If you are experiencing poor blood circulation in the feet and legs caused by PAD, it is important to make changes to your lifestyle in order to reduce your risk of experiencing a heart attack or stroke caused by this condition. If you smoke, quit completely. This will increase the amount of oxygen in your bloodstream. Exercising and reducing the saturated fats in your diet. Saturated fats come from fatty meats, fried foods, whole milk, etc., can make a difference in improving blood circulation in feet. It is also important to avoid developing influenza and to carefully control your blood sugar if you have diabetes.

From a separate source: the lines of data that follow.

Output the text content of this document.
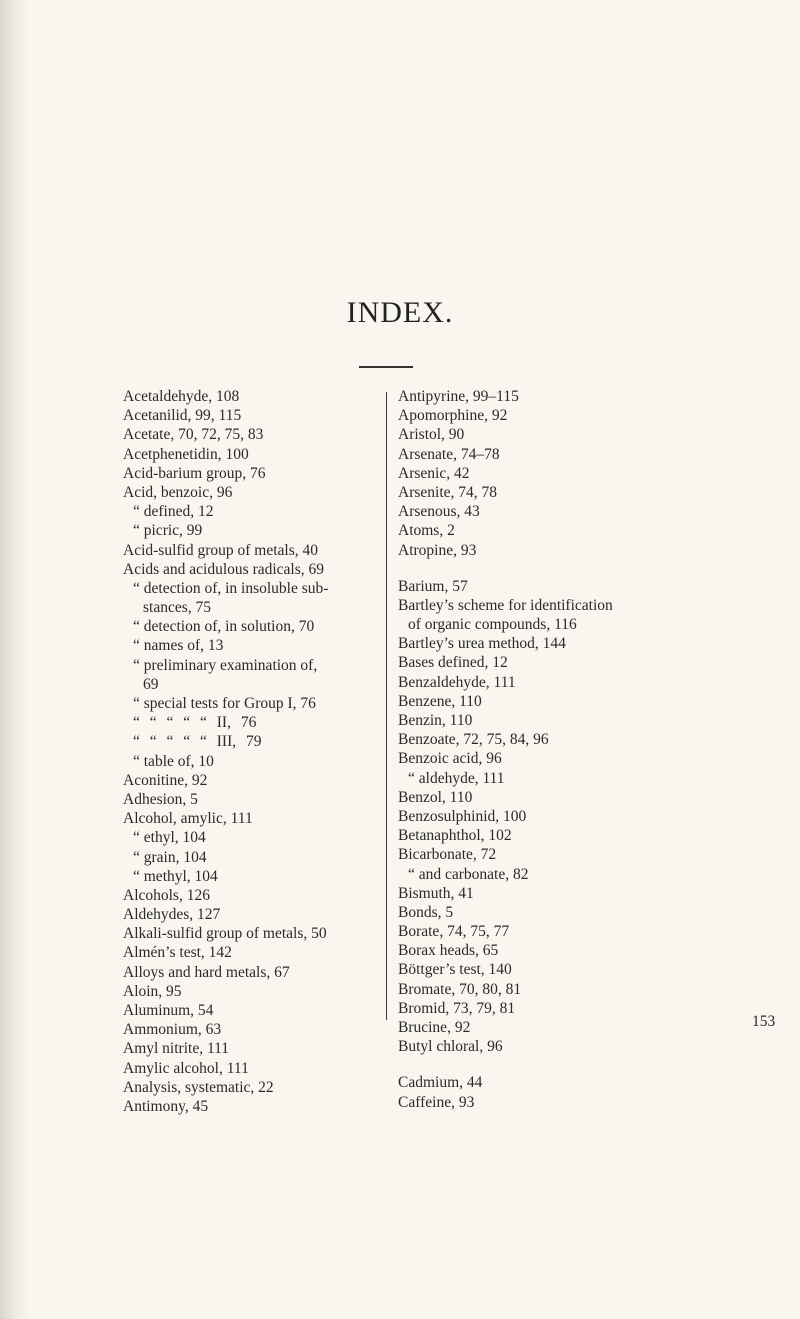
INDEX.
Acetaldehyde, 108
Acetanilid, 99, 115
Acetate, 70, 72, 75, 83
Acetphenetidin, 100
Acid-barium group, 76
Acid, benzoic, 96
“ defined, 12
“ picric, 99
Acid-sulfid group of metals, 40
Acids and acidulous radicals, 69
“ detection of, in insoluble sub-
stances, 75
“ detection of, in solution, 70
“ names of, 13
“ preliminary examination of,
69
“ special tests for Group I, 76
“ “ “ “ “ II, 76
“ “ “ “ “ III, 79
“ table of, 10
Aconitine, 92
Adhesion, 5
Alcohol, amylic, 111
“ ethyl, 104
“ grain, 104
“ methyl, 104
Alcohols, 126
Aldehydes, 127
Alkali-sulfid group of metals, 50
Almén’s test, 142
Alloys and hard metals, 67
Aloin, 95
Aluminum, 54
Ammonium, 63
Amyl nitrite, 111
Amylic alcohol, 111
Analysis, systematic, 22
Antimony, 45
Antipyrine, 99–115
Apomorphine, 92
Aristol, 90
Arsenate, 74–78
Arsenic, 42
Arsenite, 74, 78
Arsenous, 43
Atoms, 2
Atropine, 93
Barium, 57
Bartley’s scheme for identification
of organic compounds, 116
Bartley’s urea method, 144
Bases defined, 12
Benzaldehyde, 111
Benzene, 110
Benzin, 110
Benzoate, 72, 75, 84, 96
Benzoic acid, 96
“ aldehyde, 111
Benzol, 110
Benzosulphinid, 100
Betanaphthol, 102
Bicarbonate, 72
“ and carbonate, 82
Bismuth, 41
Bonds, 5
Borate, 74, 75, 77
Borax heads, 65
Böttger’s test, 140
Bromate, 70, 80, 81
Bromid, 73, 79, 81
Brucine, 92
Butyl chloral, 96
Cadmium, 44
Caffeine, 93
153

Your doctor may recommend combining lifestyle changes with a prescription medication regimen to improve blood circulation. The most commonly-used medications for PAD are called statins and work by blocking the amount of enzymes in your body that produce cholesterol. They are known by the brand names Zocor, Lipitor, Crestor, and others.

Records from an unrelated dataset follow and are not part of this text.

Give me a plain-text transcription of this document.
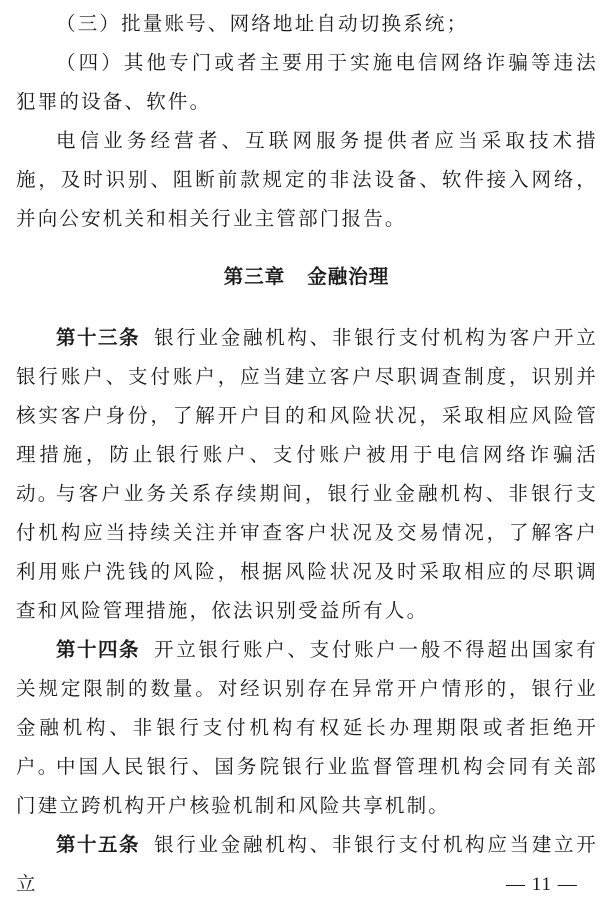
（三）批量账号、网络地址自动切换系统；

（四）其他专门或者主要用于实施电信网络诈骗等违法犯罪的设备、软件。

电信业务经营者、互联网服务提供者应当采取技术措施，及时识别、阻断前款规定的非法设备、软件接入网络，并向公安机关和相关行业主管部门报告。

第三章 金融治理

第十三条 银行业金融机构、非银行支付机构为客户开立银行账户、支付账户，应当建立客户尽职调查制度，识别并核实客户身份，了解开户目的和风险状况，采取相应风险管理措施，防止银行账户、支付账户被用于电信网络诈骗活动。

与客户业务关系存续期间，银行业金融机构、非银行支付机构应当持续关注并审查客户状况及交易情况，了解客户利用账户洗钱的风险，根据风险状况及时采取相应的尽职调查和风险管理措施，依法识别受益所有人。

第十四条 开立银行账户、支付账户一般不得超出国家有关规定限制的数量。对经识别存在异常开户情形的，银行业金融机构、非银行支付机构有权延长办理期限或者拒绝开户。

中国人民银行、国务院银行业监督管理机构会同有关部门建立跨机构开户核验机制和风险共享机制。

第十五条 银行业金融机构、非银行支付机构应当建立开立	— 11 —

Monday, 07 October 2019 00:00

Diabetic Foot Conditions

Diabetes is the condition in which the body does not properly process food for use as energy. People with Type 1 diabetes cannot produce insulin, which is required for glucose to feed your body’s cells. It is typically caused by the immune system mistaking healthy cells for foreign invaders and destroying the insulin-producing cells in the pancreas. On the other hand, people with Type 2 diabetes cannot respond to insulin properly, and eventually cannot produce enough.  The Centers for Disease Control and Prevention reports that over 30 million people in the United States have diabetes, with 1 in 4 having no idea they have it. Surprisingly, diabetes is the seventh leading cause of death in the US. The symptoms of diabetes include frequent urination, fatigue, hunger, and even blurry vision.

Diabetes can also affect the feet as well. Over time, diabetes can cause nerve damage to your feet, which could then lead to symptoms such as tingling, pain and numbness in the feet. Neuropathy can be very dangerous to a person with diabetes, since it prevents them from feeling injuries such as cuts or blisters in the feet, and if not detected early enough, may lead to infection. Neuropathy can also lead changes in the shape of your feet and toes. The best way for people with diabetes to prevent or delay neuropathy is keeping their blood glucose levels in their target range. This consists of eating right, having the correct amount of exercise, and taking medications.

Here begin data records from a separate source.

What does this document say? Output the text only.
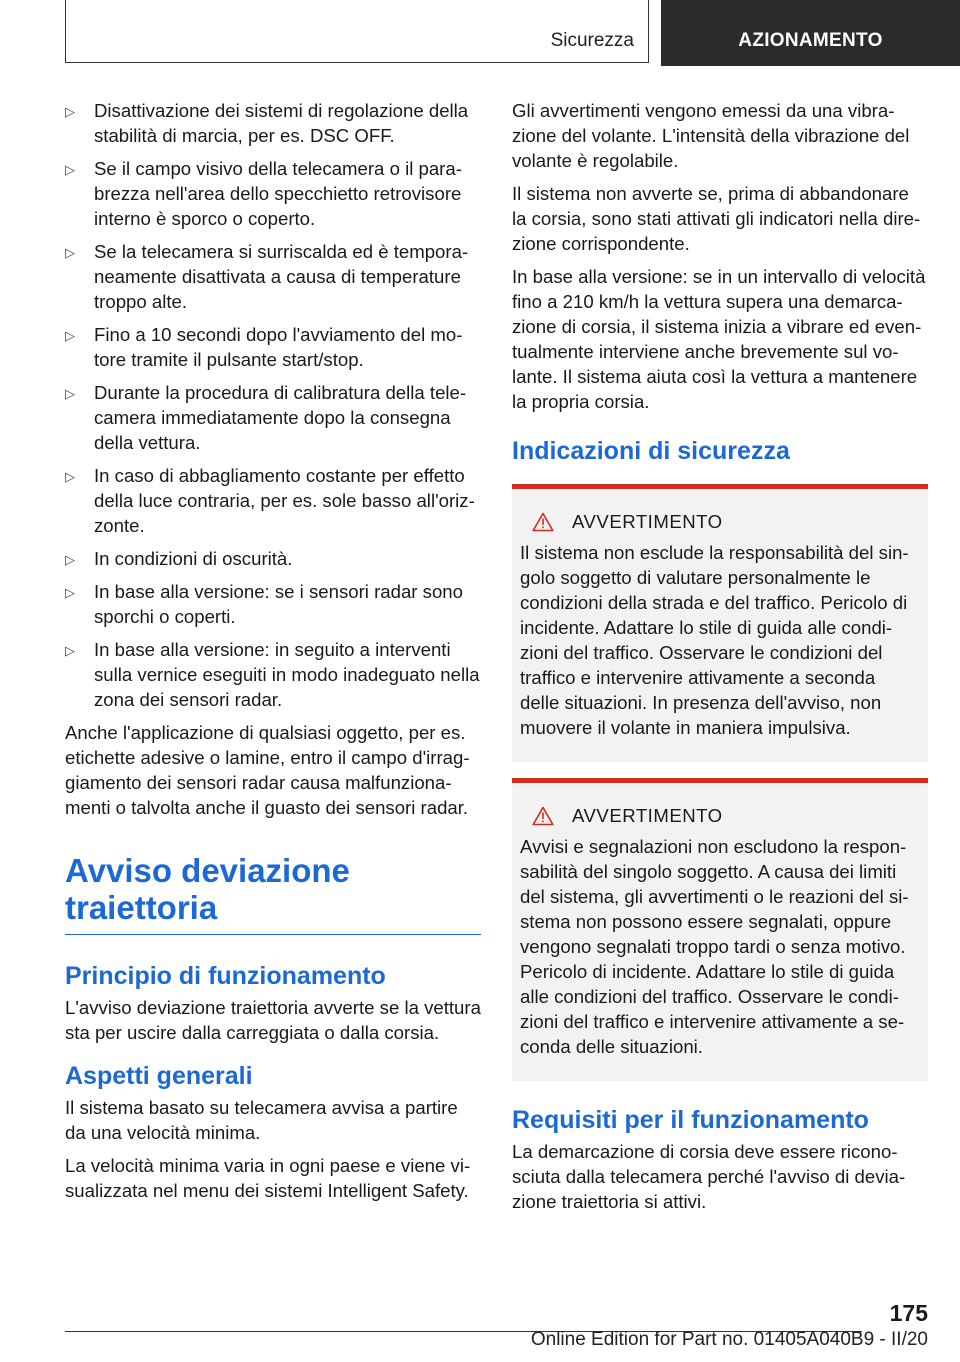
Sicurezza	AZIONAMENTO
▷ Disattivazione dei sistemi di regolazione della stabilità di marcia, per es. DSC OFF.
▷ Se il campo visivo della telecamera o il parabrezza nell'area dello specchietto retrovisore interno è sporco o coperto.
▷ Se la telecamera si surriscalda ed è temporaneamente disattivata a causa di temperature troppo alte.
▷ Fino a 10 secondi dopo l'avviamento del motore tramite il pulsante start/stop.
▷ Durante la procedura di calibratura della telecamera immediatamente dopo la consegna della vettura.
▷ In caso di abbagliamento costante per effetto della luce contraria, per es. sole basso all'orizzonte.
▷ In condizioni di oscurità.
▷ In base alla versione: se i sensori radar sono sporchi o coperti.
▷ In base alla versione: in seguito a interventi sulla vernice eseguiti in modo inadeguato nella zona dei sensori radar.

Anche l'applicazione di qualsiasi oggetto, per es. etichette adesive o lamine, entro il campo d'irraggiamento dei sensori radar causa malfunzionamenti o talvolta anche il guasto dei sensori radar.

Avviso deviazione traiettoria
Principio di funzionamento

L'avviso deviazione traiettoria avverte se la vettura sta per uscire dalla carreggiata o dalla corsia.

Aspetti generali

Il sistema basato su telecamera avvisa a partire da una velocità minima.

La velocità minima varia in ogni paese e viene visualizzata nel menu dei sistemi Intelligent Safety.

Gli avvertimenti vengono emessi da una vibrazione del volante. L'intensità della vibrazione del volante è regolabile.

Il sistema non avverte se, prima di abbandonare la corsia, sono stati attivati gli indicatori nella direzione corrispondente.

In base alla versione: se in un intervallo di velocità fino a 210 km/h la vettura supera una demarcazione di corsia, il sistema inizia a vibrare ed eventualmente interviene anche brevemente sul volante. Il sistema aiuta così la vettura a mantenere la propria corsia.

Indicazioni di sicurezza
AVVERTIMENTO

Il sistema non esclude la responsabilità del singolo soggetto di valutare personalmente le condizioni della strada e del traffico. Pericolo di incidente. Adattare lo stile di guida alle condizioni del traffico. Osservare le condizioni del traffico e intervenire attivamente a seconda delle situazioni. In presenza dell'avviso, non muovere il volante in maniera impulsiva.

AVVERTIMENTO

Avvisi e segnalazioni non escludono la responsabilità del singolo soggetto. A causa dei limiti del sistema, gli avvertimenti o le reazioni del sistema non possono essere segnalati, oppure vengono segnalati troppo tardi o senza motivo. Pericolo di incidente. Adattare lo stile di guida alle condizioni del traffico. Osservare le condizioni del traffico e intervenire attivamente a seconda delle situazioni.

Requisiti per il funzionamento

La demarcazione di corsia deve essere riconosciuta dalla telecamera perché l'avviso di deviazione traiettoria si attivi.

175
Online Edition for Part no. 01405A040B9 - II/20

Diabetes can also create calluses and foot ulcers as well. Calluses build up faster and occur more frequently with those affected by diabetes. If there are too many calluses, therapeutic shoes and inserts may be required. It is important to have calluses trimmed by a health professional, as doing it yourself may lead to infections. If these calluses continue to develop and thicken, they can lead to foot ulcers. Foot ulcers are open sores, that appear on the ball of the foot or on the bottom of the big toe. These ulcers can lead to future infections if not treated and may possibly result in losing a limb. It is important to report any ulcers to your podiatrist right away. Your doctor may take x-rays to examine the foot and clean out any dead and infected tissue.

Lastly, diabetes can also lead to poor circulation and peripheral arterial disease (PAD). The poor circulation in the feet and leg area is a result of diabetes narrowing and hardening, eventually slowing down the blood flow in that area. The best way to prevent this is to keep away from smoking and follow your doctor’s advice for maintaining blood pressure and cholesterol. PAD is similar to this complication. PAD is when blood vessels narrow or are blocked by fatty deposits. PAD also increases your risk of heart attacks and strokes and is a common condition to those affected by diabetes. The combination of both PAD and neuropathy may lead to infections and can result in amputation of certain limbs. PAD can be prevented with wearing the proper foot wear and regularly taking care of your feet.

If you want to take care of your feet, you should wash and dry them carefully and perform daily inspections to check for cuts, blisters, or swelling. Any physical activity you partake in should be approved by your health care provider. You should also be sure to wear special shoes if advised to do so by your doctor.